Handling .RIS file (citation manager) in Knime

Hi,

 

I am handling RIS format files, generated by citation manager software as Zotero, EndNote (http://en.wikipedia.org/wiki/RIS_%28file_format%29). I attached a small sample of the RIS file I am dealing with.

 

I would appreciate any help in order to translate some operations into Knime. Below there are two registers that are in the same file, just separated one of another by an empty row. I need to transform this structure in a table (the simulation of the desired one is below).

From:

TY  - JOUR

TI  - Get up…

AU  - Clegg, Stewart

AU  - Carter, Chris

T2  - Management Review

 

TY  - JOUR

TI  - Bringing Space…

AU  - Kornberger, Martin

AU  - Clegg, Stewart

T2  - Organization-Studies

 

To (simulated table I need to obtain from Kime):

TY           TI                                AU                                                               T2

JOUR     Get up…                     Clegg, Stewart; Carter, Chris                  Management Review

JOUR     Bringing Space…       Kornberger, Martin Clegg, Stewart       Organization-Studies

 

OBSERVATIONS:

 

a) I tried to use the ‘File Reader’ node, being my first step the separation of the fields having as ‘column delimiter’ the dash sign -

The problem with the dash sign ‘-‘ is that some names have the dash as well (e.g. Organization-Studies) and it cause a mess in the whole file.

 

b) Some fields, as AU (author) will repeat in the RIS file considering the total of authors of an article. So, in the desired Knime table, I need that the authors be inserted in a same AU column, being separated each other from a semi-colon ;

 

Many thanks in advance,

Cadu

Hi Cadu,

Interesting problem... I have tried to solve, but with only partial success. I guess it would be easier with a custom importer node, or maybe with a node witch gets the whole table (Jython or R). Anyway, if you prefer, you can try to fix (enhance) the attached workflow, altough it requires the KNIME Utilities from HiTS (which is not yet updated to KNIME 2.8, so each start it will show some error messages - you have been warned ;) ). Probably I have just found a bug with this input. (Well, at least a way to improve. :) )

Cheers, gabor

This (R package to read ris files) might be more help.

Hi Gabor,

Thank you very much for share the workflow. I am doing my way trhrough Knime learning and KNIME Utilities is something to be added to my next steps to go deeper on handling this amazing tool.

 

QUESTION=> You mentioned that "(R package to read ris files) might be more help". I read that there is some ways to run R inside Knime. Would it be possible to use Knime and R (inside Knime) to read RIS files, or should I try to do this direct in R, without any interface with Knime?

 

Cheers,

Carlos

 

Hi Carlos,

There are labs and community extensions for KNIME, so you can use them within KNIME. (Under Windows there are binaries of R that can be installed, not sure it supports installing packages.) I guess you can install/check R packages from within the R nodes. You should specify in the metadata of the workflow which extensions, R version are required if you plan to share that. (Sometimes I wish I had shared these infos with myself for my workflows.)

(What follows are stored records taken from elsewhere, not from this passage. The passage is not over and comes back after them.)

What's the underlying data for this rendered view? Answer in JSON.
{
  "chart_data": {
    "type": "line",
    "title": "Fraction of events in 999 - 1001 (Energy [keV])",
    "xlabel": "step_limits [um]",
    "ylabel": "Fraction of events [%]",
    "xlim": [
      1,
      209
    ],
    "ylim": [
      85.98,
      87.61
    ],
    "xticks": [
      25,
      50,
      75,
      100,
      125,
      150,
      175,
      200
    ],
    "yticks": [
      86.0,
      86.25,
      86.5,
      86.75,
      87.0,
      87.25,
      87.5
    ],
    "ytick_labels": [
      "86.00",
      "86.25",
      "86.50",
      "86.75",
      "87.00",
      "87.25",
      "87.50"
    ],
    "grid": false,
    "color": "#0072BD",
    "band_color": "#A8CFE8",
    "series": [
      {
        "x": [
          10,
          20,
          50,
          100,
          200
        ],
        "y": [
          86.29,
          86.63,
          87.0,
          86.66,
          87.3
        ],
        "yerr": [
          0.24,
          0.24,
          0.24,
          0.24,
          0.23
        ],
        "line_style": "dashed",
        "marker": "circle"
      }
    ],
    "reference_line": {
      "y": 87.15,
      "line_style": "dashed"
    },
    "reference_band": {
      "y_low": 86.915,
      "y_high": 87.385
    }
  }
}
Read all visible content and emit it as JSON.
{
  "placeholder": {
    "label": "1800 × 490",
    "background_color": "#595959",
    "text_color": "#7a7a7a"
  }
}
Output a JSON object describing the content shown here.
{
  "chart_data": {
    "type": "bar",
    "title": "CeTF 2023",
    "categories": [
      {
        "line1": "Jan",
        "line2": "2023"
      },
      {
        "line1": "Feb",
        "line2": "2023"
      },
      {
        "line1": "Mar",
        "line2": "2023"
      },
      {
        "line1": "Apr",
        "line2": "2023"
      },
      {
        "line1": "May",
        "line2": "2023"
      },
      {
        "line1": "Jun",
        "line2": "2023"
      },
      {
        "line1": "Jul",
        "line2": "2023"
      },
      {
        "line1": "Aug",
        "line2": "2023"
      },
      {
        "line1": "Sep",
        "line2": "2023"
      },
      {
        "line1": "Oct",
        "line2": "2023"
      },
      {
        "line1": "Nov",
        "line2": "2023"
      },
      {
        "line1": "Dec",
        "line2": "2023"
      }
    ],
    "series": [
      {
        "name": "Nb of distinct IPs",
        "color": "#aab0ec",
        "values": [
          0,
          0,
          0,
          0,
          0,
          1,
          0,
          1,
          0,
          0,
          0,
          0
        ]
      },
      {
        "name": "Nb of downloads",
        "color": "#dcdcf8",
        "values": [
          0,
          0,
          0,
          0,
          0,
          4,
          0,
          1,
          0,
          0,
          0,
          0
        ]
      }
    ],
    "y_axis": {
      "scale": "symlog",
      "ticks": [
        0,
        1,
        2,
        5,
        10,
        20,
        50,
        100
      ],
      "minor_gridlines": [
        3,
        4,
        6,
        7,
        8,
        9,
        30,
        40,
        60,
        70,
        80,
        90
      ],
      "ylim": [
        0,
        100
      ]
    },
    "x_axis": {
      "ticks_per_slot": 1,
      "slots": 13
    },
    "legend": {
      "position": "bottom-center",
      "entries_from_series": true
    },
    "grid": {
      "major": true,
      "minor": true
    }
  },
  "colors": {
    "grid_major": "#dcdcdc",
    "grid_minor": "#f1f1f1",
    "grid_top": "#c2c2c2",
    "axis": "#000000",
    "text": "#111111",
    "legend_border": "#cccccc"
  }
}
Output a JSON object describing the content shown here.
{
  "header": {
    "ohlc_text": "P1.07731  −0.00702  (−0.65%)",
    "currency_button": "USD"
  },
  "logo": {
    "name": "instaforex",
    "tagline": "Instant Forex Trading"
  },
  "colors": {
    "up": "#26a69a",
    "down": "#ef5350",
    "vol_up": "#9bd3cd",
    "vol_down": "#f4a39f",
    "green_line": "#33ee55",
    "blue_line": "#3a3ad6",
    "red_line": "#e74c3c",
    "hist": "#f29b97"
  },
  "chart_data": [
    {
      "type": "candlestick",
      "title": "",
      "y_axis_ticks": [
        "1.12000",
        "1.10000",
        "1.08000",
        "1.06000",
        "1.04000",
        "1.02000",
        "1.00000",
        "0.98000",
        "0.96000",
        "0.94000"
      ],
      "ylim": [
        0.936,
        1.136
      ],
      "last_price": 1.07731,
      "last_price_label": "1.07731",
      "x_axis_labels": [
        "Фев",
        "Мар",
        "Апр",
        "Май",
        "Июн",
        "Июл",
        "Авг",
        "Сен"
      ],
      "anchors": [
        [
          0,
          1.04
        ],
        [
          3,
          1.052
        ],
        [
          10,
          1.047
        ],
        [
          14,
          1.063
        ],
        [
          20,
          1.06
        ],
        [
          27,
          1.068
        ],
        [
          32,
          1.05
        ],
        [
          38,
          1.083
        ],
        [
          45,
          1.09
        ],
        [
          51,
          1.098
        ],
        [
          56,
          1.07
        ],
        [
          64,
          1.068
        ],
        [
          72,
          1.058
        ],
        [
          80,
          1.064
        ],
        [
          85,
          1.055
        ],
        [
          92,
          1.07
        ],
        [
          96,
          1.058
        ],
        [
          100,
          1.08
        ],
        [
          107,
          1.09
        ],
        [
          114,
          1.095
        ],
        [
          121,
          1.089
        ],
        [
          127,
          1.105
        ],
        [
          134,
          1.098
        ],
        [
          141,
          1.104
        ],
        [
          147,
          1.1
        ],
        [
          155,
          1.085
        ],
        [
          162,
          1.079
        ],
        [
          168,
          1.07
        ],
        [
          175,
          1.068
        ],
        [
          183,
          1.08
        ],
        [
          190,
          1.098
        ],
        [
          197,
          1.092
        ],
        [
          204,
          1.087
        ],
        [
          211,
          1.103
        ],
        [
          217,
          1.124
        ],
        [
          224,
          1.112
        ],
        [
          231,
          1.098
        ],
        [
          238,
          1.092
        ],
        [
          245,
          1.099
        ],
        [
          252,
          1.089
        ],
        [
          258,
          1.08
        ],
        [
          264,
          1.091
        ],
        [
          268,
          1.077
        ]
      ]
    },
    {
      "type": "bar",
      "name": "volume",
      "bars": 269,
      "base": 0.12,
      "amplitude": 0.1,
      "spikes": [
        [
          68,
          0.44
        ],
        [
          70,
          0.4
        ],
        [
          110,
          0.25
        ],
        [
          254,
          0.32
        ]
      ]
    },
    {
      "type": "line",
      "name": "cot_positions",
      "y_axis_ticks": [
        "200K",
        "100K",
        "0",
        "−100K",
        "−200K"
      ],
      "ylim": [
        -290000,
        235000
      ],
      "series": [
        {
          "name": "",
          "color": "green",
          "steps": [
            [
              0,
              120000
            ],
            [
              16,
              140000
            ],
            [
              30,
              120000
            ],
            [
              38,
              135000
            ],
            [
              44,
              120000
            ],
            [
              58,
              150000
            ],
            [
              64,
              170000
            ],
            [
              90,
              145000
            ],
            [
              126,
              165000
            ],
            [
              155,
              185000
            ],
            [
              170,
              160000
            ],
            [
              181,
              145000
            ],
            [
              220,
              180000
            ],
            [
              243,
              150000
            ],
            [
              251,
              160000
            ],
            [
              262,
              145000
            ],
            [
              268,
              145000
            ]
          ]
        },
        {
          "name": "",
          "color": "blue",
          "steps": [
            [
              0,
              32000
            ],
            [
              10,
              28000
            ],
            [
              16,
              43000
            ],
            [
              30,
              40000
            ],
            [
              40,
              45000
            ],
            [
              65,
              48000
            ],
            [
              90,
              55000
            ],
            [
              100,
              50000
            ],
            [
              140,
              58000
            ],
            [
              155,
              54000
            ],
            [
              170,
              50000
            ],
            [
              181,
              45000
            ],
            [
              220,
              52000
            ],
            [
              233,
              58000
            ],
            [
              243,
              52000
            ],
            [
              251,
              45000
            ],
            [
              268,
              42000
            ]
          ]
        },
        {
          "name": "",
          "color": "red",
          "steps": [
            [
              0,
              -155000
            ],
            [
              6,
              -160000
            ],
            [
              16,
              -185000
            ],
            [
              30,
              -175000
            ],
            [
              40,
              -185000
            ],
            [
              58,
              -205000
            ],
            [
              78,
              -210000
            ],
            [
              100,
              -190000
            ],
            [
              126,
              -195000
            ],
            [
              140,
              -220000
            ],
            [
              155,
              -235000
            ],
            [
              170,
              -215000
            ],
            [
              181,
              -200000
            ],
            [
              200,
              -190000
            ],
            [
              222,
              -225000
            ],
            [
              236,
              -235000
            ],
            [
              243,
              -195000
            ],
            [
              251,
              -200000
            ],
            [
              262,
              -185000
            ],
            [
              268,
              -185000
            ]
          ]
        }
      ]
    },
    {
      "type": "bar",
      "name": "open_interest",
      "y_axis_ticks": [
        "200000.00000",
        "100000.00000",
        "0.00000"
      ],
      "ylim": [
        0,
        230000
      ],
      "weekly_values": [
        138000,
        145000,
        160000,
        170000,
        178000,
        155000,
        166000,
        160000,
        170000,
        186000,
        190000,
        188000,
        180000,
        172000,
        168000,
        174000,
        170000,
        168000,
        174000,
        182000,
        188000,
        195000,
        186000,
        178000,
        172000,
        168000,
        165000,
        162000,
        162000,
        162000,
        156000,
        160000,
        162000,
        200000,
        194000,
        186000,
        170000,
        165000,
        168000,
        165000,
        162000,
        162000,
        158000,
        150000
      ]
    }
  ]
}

The KNIME Utilities are specific for certain tasks I needed, so beyond those, it might be less interesting for others, it should have some updates, although not sure I'll perform those in the near future, so it might worth seeking for alternatives. ;)

Cheers, gabor

PS.: Have fun and success working on your PhD dissertation! :)

Hi Gabor,

 

Thanks again. Now I have Knime with R nodes!

 

HELP:

 

I could achive the transformation from RIS to BibTeX you suggested before (http://www.inside-r.org/packages/cran/ris/docs/read.ris).

 

Actually, I am using Zotero as citation manager and I can export as RIS, but also as BibTeX. So, I did this through Zotero and R wasn't necessary.

 

The structure of  BibTeX file (attached) solved the problem that exists in RIS file related to authors, since there is now just one field called 'author'.

 

So, I have now the need to transform BibTeX file in a table (same thing I was looking for how to do based on RIS file). Is Knime able to do such a transformation? Which nodes should I use?

 

OBSERVATION: The BibTeX field names can vary in different registers of the same file. For instance, in the attached example the 'copyright' field exist in one register but not in the other. It is because in the source of one of the registers (Zotero) the field is empty and so it isn't exported to the BibTeX output format. There is a kind of rule if the field doesn't exist in one of the registers, the field content should be treated as empty (but a column 'copyright' should exist always, once it appeared at least in one of the registers).

 

Thanks,

Cadu

I would use regular expressions or a similar way to extract the information you need from BibTeX files, but probably someone else created a node to handle BibTeX files. (Maybe the textprocessing nodes?) If you are familiar with Jython, or groovy (and/or KNIME development), imho the RIS is better to parse, but if your input is BibTeX, it might be better to parse those.